On a bare bottom Jon an auto pump is unnecessary, you'll know you're taking on water when your feet get wet. A boat with a floor can sneak up on you, can have lots of water in the boat and you won't know it.

You never know what can happen on the water, a bilge pump is just good insurance when Murphy comes knocking.


----------



## surfman (Feb 7, 2018)

The only reason I would want one with a switch is because of rain, and that is if I left the boat unattended overnight. Once I was out and I was heading in due to a storm approaching and made it to the dock just as it unloaded. I ran to the truck and waited it out, typical Florida shower, poured for about 15 minutes. I was quite surprised by how much rain was in the boat, I would say at least a 55 gallon drum full. That is really the only time I wish I had a pump. I have had numerous small bilge pumps go bad, they just lock up but, I am also operating in salt water, I even make sure to flush with fresh and run them to clean them but the little ones are not reliable IMO. I replaced the 500 gph with a 1500 gph and had no more issues, obviously that is an overkill for a 1448, that was in a different and larger fiberglass boat.


----------



## wmk0002 (Feb 7, 2018)

I have always meant to get one but never got around to it.

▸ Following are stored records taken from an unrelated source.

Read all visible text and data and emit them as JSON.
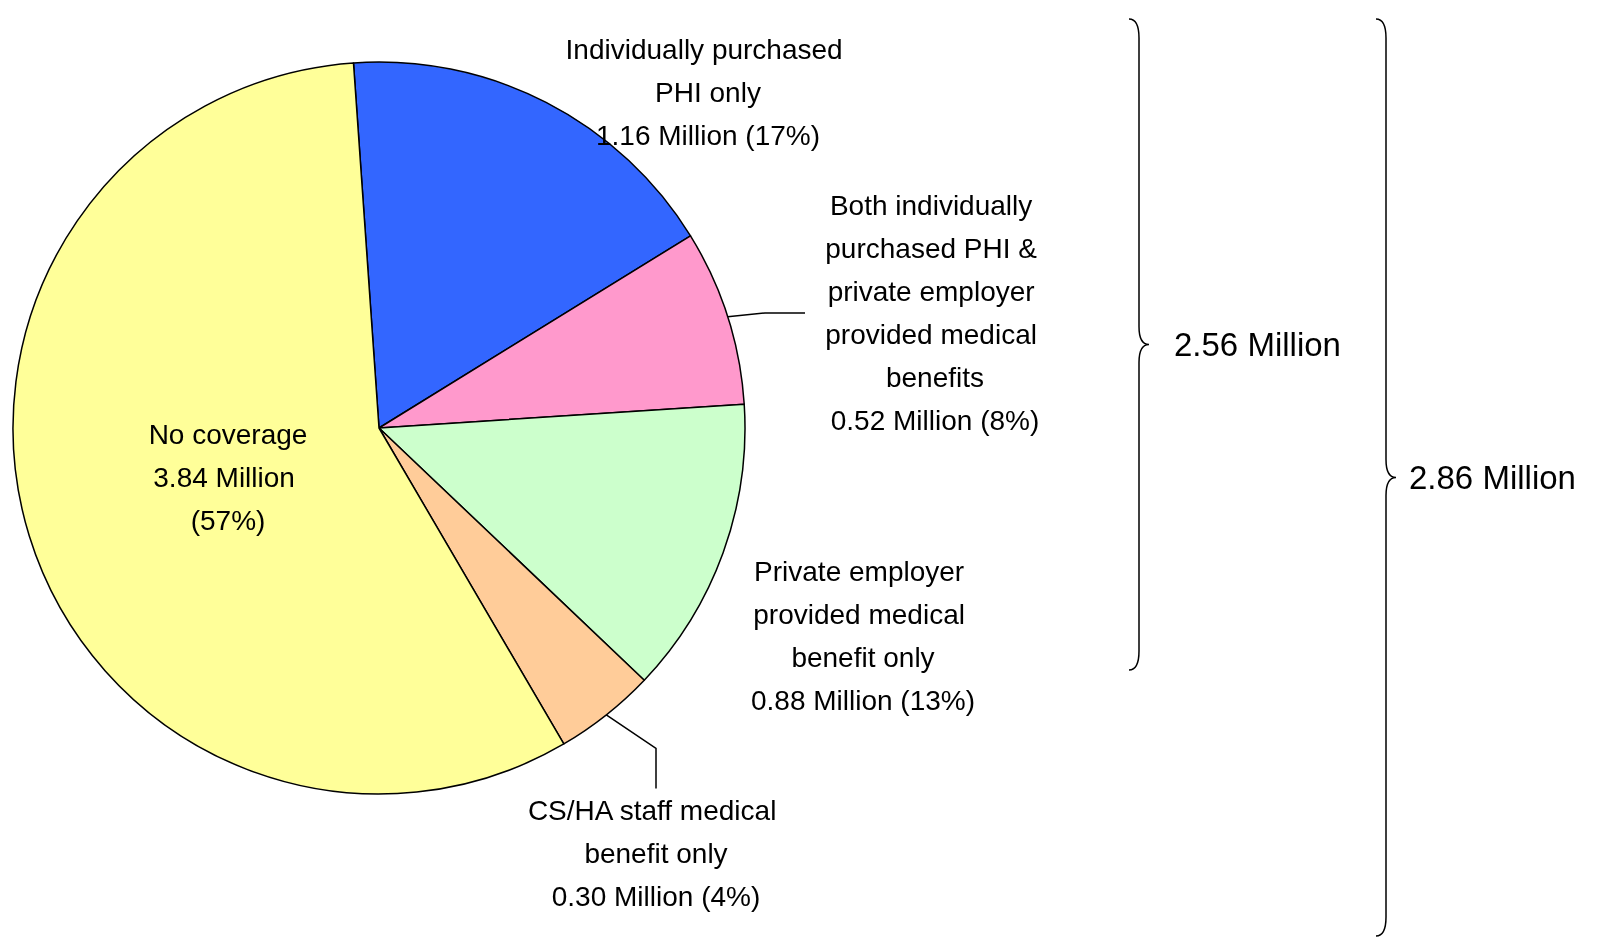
{
  "chart_data": {
    "type": "pie",
    "categories": [
      "Individually purchased PHI only",
      "Both individually purchased PHI & private employer provided medical benefits",
      "Private employer provided medical benefit only",
      "CS/HA staff medical benefit only",
      "No coverage"
    ],
    "values": [
      1.16,
      0.52,
      0.88,
      0.3,
      3.84
    ],
    "value_labels": [
      "1.16 Million (17%)",
      "0.52 Million (8%)",
      "0.88 Million (13%)",
      "0.30 Million (4%)",
      "3.84 Million (57%)"
    ],
    "colors": [
      "#3366ff",
      "#ff99cc",
      "#ccffcc",
      "#ffcc99",
      "#ffff99"
    ],
    "annotations": [
      "2.56 Million",
      "2.86 Million"
    ],
    "legend": false
  }
}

If I ever get a lot of water in the boat I just pull the plug and cruise around until it all drains out.


----------



## aghudson (Feb 16, 2018)

I love this site!

I just bought a 16' boat and was wondering the exact same thing. 

Thanks for all the information


----------



## beetlespin (Feb 17, 2018)

I have two. Seems like I have two of everything. I have one controlled by a switch on the console which is manual or auto. The other is a spare with the wires ready to be connected in the battery box. It is really a safety thing.


----------



## FishinLite (Feb 20, 2018)

If you fish in the rain or leave you boat uncovered siting at the dock an auto bilge pump is great. My boat sits on a trailer when not in use. So, I didn't install one when I restored my Lund.

I have found that if I have two people in the boat one to drive and the other to fool with the drain plug. You can get the boat on plane and pull the drain plug, it will suck all the water out of the boat through the drain plug. When the hull is basically dry you then put plug back in.


----------



## bcbouy (Feb 24, 2018)

on more than one occasion i've woken up to a half submerged boat due to rain or wind conditions.it takes forever to pump out with a 300gph pump.also a whole can of gas wasted.my new boat is getting the manual pump swapped with an 800 gph auto that's sitting on my work bench.


----------



## richg99 (Feb 24, 2018)

I posted here, a few weeks ago, about forgetting to put the plug in. 

Since I was paying attention to getting away from the dock, and the wind was pressing me back onto the concrete ramp, it was AMAZING how much water came in. 

Had I installed an Automatic pump (which I now have) it would have been pumping the water out until I realized the problem.

Auto pumps are great.


----------